Bias. LLMs inherit biases from their training data — gender bias in persona descriptions, cultural bias in scenario generation, regional bias in regulatory references, recency bias toward popular frameworks. Be particularly alert when using LLMs for user research analysis, persona creation, or accessibility testing.

Sycophancy. LLMs are trained to be helpful, which can make them agreeable to a fault. If you present a flawed requirement and ask "is this good?", the model may praise it rather than identify problems. Always ask the model to critique, challenge, and identify issues. Never ask for validation.

Context sensitivity. LLMs can be heavily influenced by irrelevant information in the prompt. A throwaway comment or example can steer output in unexpected directions. Be deliberate about what you include — every word is signal to the model.

The single most important habit you can develop as an LLM-augmented analyst is systematic verification. Build it into your workflow: after every LLM generation, review against source materials, check for internal consistency, and validate against domain knowledge.

Before using any LLM output in a deliverable, scan for these red flags: phrases like "according to," "studies show," or "the standard requires" (verify the specific claim); numerical claims and statistics (frequently hallucinated — fact-check these); absolute terms ("always," "never," "must") — check whether these are overgeneralizations; named regulations or standards — confirm they exist and say what the LLM claims.

Project: Model Comparison Lab

In this hands-on project, you will compare different LLM models on the same analyst task to build practical intuition about model selection. Evaluate outputs on quality, speed, cost, and fitness for purpose.

The Task: Given a set of raw meeting notes, generate a structured requirements summary with user stories and acceptance criteria.

How to run this lab (no code required): Take the same meeting notes and paste them into two or three different LLM chat interfaces (ChatGPT, Claude, Gemini). Use the exact same prompt for each: "Based on the following meeting notes, produce: (1) a requirements summary, (2) three user stories, (3) acceptance criteria for each, and (4) any risks or open questions." Compare outputs side by side. Note differences in structure, detail level, and whether any model introduced information not present in the notes.

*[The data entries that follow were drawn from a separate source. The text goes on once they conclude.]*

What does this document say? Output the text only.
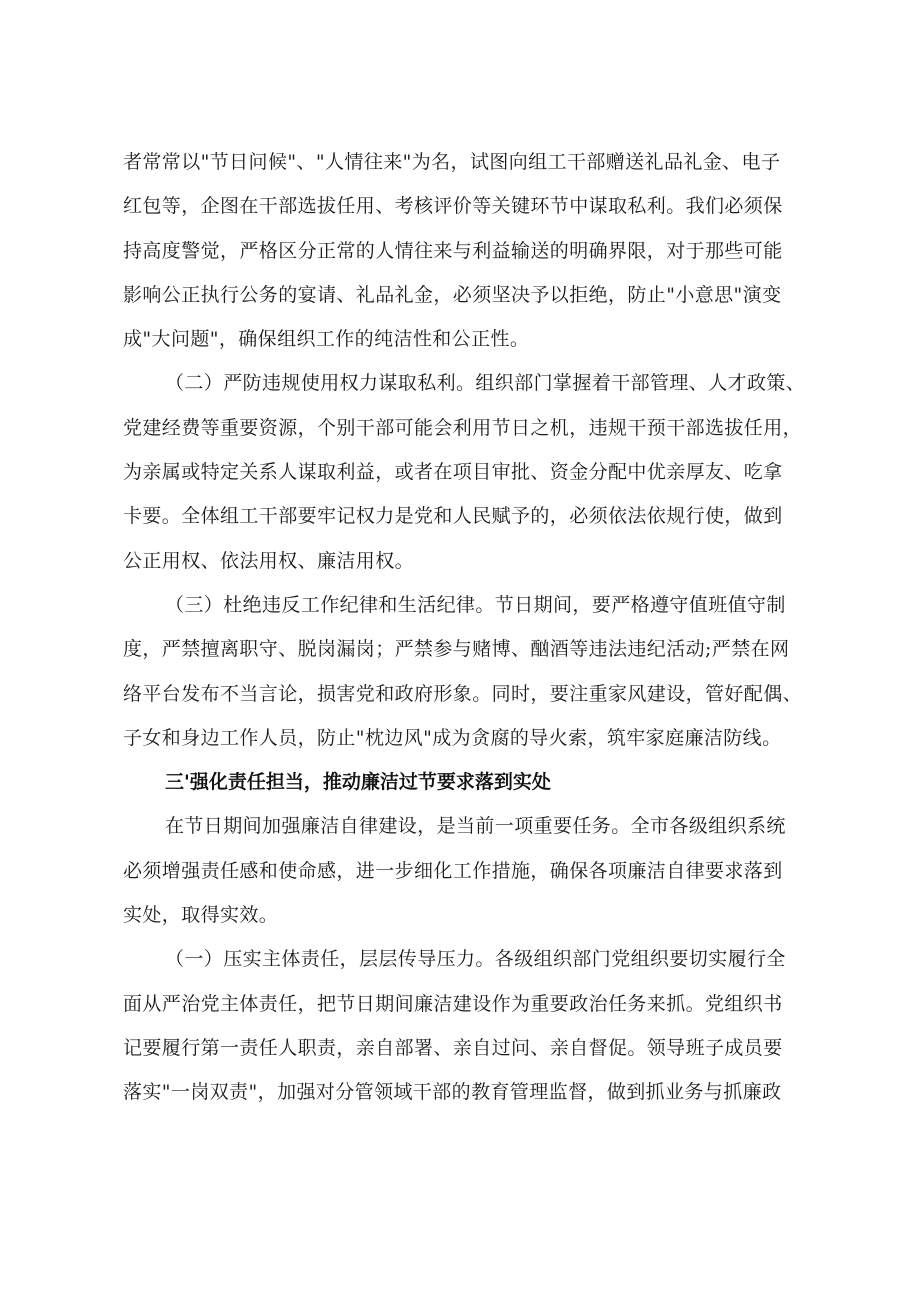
者常常以"节日问候"、"人情往来"为名，试图向组工干部赠送礼品礼金、电子
红包等，企图在干部选拔任用、考核评价等关键环节中谋取私利。我们必须保
持高度警觉，严格区分正常的人情往来与利益输送的明确界限，对于那些可能
影响公正执行公务的宴请、礼品礼金，必须坚决予以拒绝，防止"小意思"演变
成"大问题"，确保组织工作的纯洁性和公正性。
（二）严防违规使用权力谋取私利。组织部门掌握着干部管理、人才政策、
党建经费等重要资源，个别干部可能会利用节日之机，违规干预干部选拔任用，
为亲属或特定关系人谋取利益，或者在项目审批、资金分配中优亲厚友、吃拿
卡要。全体组工干部要牢记权力是党和人民赋予的，必须依法依规行使，做到
公正用权、依法用权、廉洁用权。
（三）杜绝违反工作纪律和生活纪律。节日期间，要严格遵守值班值守制
度，严禁擅离职守、脱岗漏岗；严禁参与赌博、酗酒等违法违纪活动;严禁在网
络平台发布不当言论，损害党和政府形象。同时，要注重家风建设，管好配偶、
子女和身边工作人员，防止"枕边风"成为贪腐的导火索，筑牢家庭廉洁防线。
三'强化责任担当，推动廉洁过节要求落到实处
在节日期间加强廉洁自律建设，是当前一项重要任务。全市各级组织系统
必须增强责任感和使命感，进一步细化工作措施，确保各项廉洁自律要求落到
实处，取得实效。
（一）压实主体责任，层层传导压力。各级组织部门党组织要切实履行全
面从严治党主体责任，把节日期间廉洁建设作为重要政治任务来抓。党组织书
记要履行第一责任人职责，亲自部署、亲自过问、亲自督促。领导班子成员要
落实"一岗双责"，加强对分管领域干部的教育管理监督，做到抓业务与抓廉政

If you want to try the programmatic approach, the key API call looks like this:

# OpenAI — send a prompt and get a response
from openai import OpenAI
client = OpenAI()
response = client.chat.completions.create(
    model="gpt-4o-mini",   # or "gpt-4o" for higher quality
    temperature=0.3,       # low temperature for analytical tasks
    messages=[{"role": "user", "content": your_prompt}]
)
print(response.choices[0].message.content)

Evaluation Criteria. Score each model's output on a 1-5 scale for:

  • Completeness: Did it capture all key points from the meeting notes?
  • Structure: Are user stories properly formatted? Are acceptance criteria specific and testable?
  • Accuracy: Did it introduce any information not present in the notes?
  • Actionability: Could a developer work from these requirements without further clarification?

Exercises

Conceptual. Explain to a non-technical stakeholder why an LLM can write a convincing-sounding paragraph about your company's product even though it has never seen your product documentation. What does this tell you about the nature of LLM knowledge versus human expertise?

Coding. Write a Python function that takes a document and a model's context window size as inputs, and returns a strategy for processing the document: "direct" if it fits, "chunked" if it needs splitting (with recommended chunk boundaries at paragraph breaks), or "summarize-first" if it is more than 3x the context window.

Design. Your organization is evaluating three LLM providers for a team of 12 analysts. Design a 2-week evaluation protocol that tests each model on representative analyst tasks. Define the tasks, evaluation criteria, scoring rubric, and decision framework. Consider cost, quality, speed, privacy, and team usability.